For a read-only repository-wide formatting check:
pnpm install --frozen-lockfile
pnpm prettier:check
Component-specific Rust, TypeScript, Swift, and documentation checks remain in
their component guides. See TESTING.md for the test map.
cua-driver Development
cua-driver has three distinct validation layers:
- Rust unit and protocol tests that do not require a target GUI application.
- Source-built harness E2E tests that drive Electron, Tauri, and native toolkit fixtures in a real user desktop session.
- Supporting installed-application checks whose runner declares whether they are canonical (the macOS Calculator/TextEdit rows) or optional (LibreOffice).
The Rust harnesses are the source of truth for desktop behavior. Python tests do not duplicate that matrix. Start with:
libs/cua-driver/rust/README.mdfor the Cargo workspace.libs/cua-driver/rust/crates/cua-driver/tests/README.mdfor test ownership.scripts/ci/README.mdfor canonical OS runners.- Platform support for current capability boundaries.
- How Cua Driver is validated for the public evidence model.
- Platform roadmap for remaining work and platform boundaries.
Windows and macOS desktop tests need a real user session. Windows requires an active console or RDP session. macOS requires a logged-in session with Accessibility and Screen Recording permissions. The hosted Linux Sway and nested-compositor runners create controlled sessions; GNOME, KDE, and real Xorg validation use an existing graphical login.
Documentation
Public docs use Fumadocs and follow Diataxis:
- tutorials teach a first success;
- how-to guides solve a specific task;
- concepts explain constraints and design;
- reference pages state commands, contracts, support, and limits.
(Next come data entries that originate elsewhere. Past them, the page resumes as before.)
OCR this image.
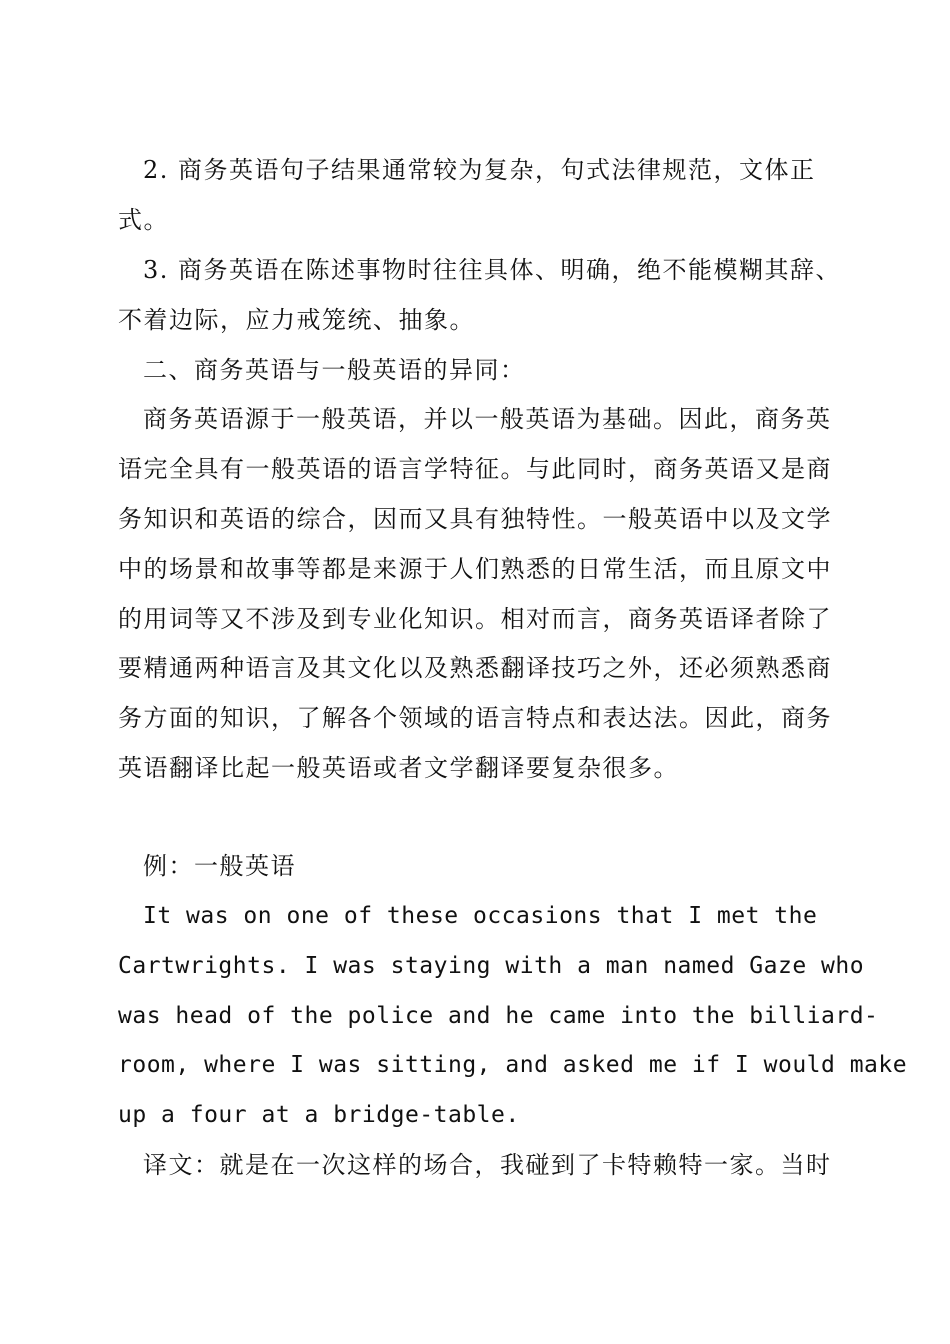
2. 商务英语句子结果通常较为复杂，句式法律规范，文体正
式。
3. 商务英语在陈述事物时往往具体、明确，绝不能模糊其辞、
不着边际，应力戒笼统、抽象。
二、商务英语与一般英语的异同：
商务英语源于一般英语，并以一般英语为基础。因此，商务英
语完全具有一般英语的语言学特征。与此同时，商务英语又是商
务知识和英语的综合，因而又具有独特性。一般英语中以及文学
中的场景和故事等都是来源于人们熟悉的日常生活，而且原文中
的用词等又不涉及到专业化知识。相对而言，商务英语译者除了
要精通两种语言及其文化以及熟悉翻译技巧之外，还必须熟悉商
务方面的知识，了解各个领域的语言特点和表达法。因此，商务
英语翻译比起一般英语或者文学翻译要复杂很多。
例：一般英语
It was on one of these occasions that I met the
Cartwrights. I was staying with a man named Gaze who
was head of the police and he came into the billiard-
room, where I was sitting, and asked me if I would make
up a four at a bridge-table.
译文：就是在一次这样的场合，我碰到了卡特赖特一家。当时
Run documentation commands from docs; see docs/README.md.
Contributor-only implementation notes should remain next to their component
instead of entering the public docs navigation.
Releases
Maintainers release packages through the
CD: Bump Version
workflow. Its service input is the current release-target registry. Each
package's .bumpversion.cfg, Cargo manifest, or package manifest owns its
version and tag format.
Do not duplicate the complete release-target list or example versions in this guide. They become stale as components are added. The workflow bumps one target at a time and tag-triggered CD workflows perform publication.
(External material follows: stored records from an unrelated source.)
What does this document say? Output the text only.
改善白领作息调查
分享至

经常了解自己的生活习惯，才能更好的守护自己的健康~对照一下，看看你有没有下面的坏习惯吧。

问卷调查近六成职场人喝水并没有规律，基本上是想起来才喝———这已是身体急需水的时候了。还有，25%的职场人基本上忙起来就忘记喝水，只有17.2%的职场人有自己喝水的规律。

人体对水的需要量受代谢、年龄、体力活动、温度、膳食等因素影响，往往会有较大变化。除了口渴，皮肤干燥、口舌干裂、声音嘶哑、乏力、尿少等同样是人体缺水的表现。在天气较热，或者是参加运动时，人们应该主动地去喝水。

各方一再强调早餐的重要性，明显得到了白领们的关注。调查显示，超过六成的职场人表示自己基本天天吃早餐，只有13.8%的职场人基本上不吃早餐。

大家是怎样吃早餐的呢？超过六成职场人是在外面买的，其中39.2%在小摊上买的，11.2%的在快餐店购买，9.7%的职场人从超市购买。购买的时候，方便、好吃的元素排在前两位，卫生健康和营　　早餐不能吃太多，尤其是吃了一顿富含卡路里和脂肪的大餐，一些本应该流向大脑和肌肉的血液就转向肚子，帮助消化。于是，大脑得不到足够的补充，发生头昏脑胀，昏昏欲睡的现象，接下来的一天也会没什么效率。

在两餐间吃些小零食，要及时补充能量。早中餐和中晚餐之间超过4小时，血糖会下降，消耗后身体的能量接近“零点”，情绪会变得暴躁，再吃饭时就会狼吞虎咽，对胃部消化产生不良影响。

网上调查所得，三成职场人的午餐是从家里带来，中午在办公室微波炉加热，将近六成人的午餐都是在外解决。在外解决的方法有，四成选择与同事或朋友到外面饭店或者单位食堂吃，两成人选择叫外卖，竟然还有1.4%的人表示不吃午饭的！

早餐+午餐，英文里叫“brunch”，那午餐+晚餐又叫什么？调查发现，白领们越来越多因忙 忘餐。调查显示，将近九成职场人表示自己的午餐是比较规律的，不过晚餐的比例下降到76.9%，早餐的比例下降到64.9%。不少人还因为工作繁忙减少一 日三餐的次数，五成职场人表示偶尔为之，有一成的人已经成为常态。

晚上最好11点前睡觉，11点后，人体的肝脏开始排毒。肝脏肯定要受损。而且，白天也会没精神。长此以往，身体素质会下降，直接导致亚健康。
The root Makefile provides local version inspection and dry-run helpers. It
does not publish production releases.
Generated and Local Files
Do not commit build products, staged harness binaries, local VM artifacts, credentials, permission databases, or editor-specific state. Promote an artifact into source control only when it becomes a stable fixture, sample, or maintained document.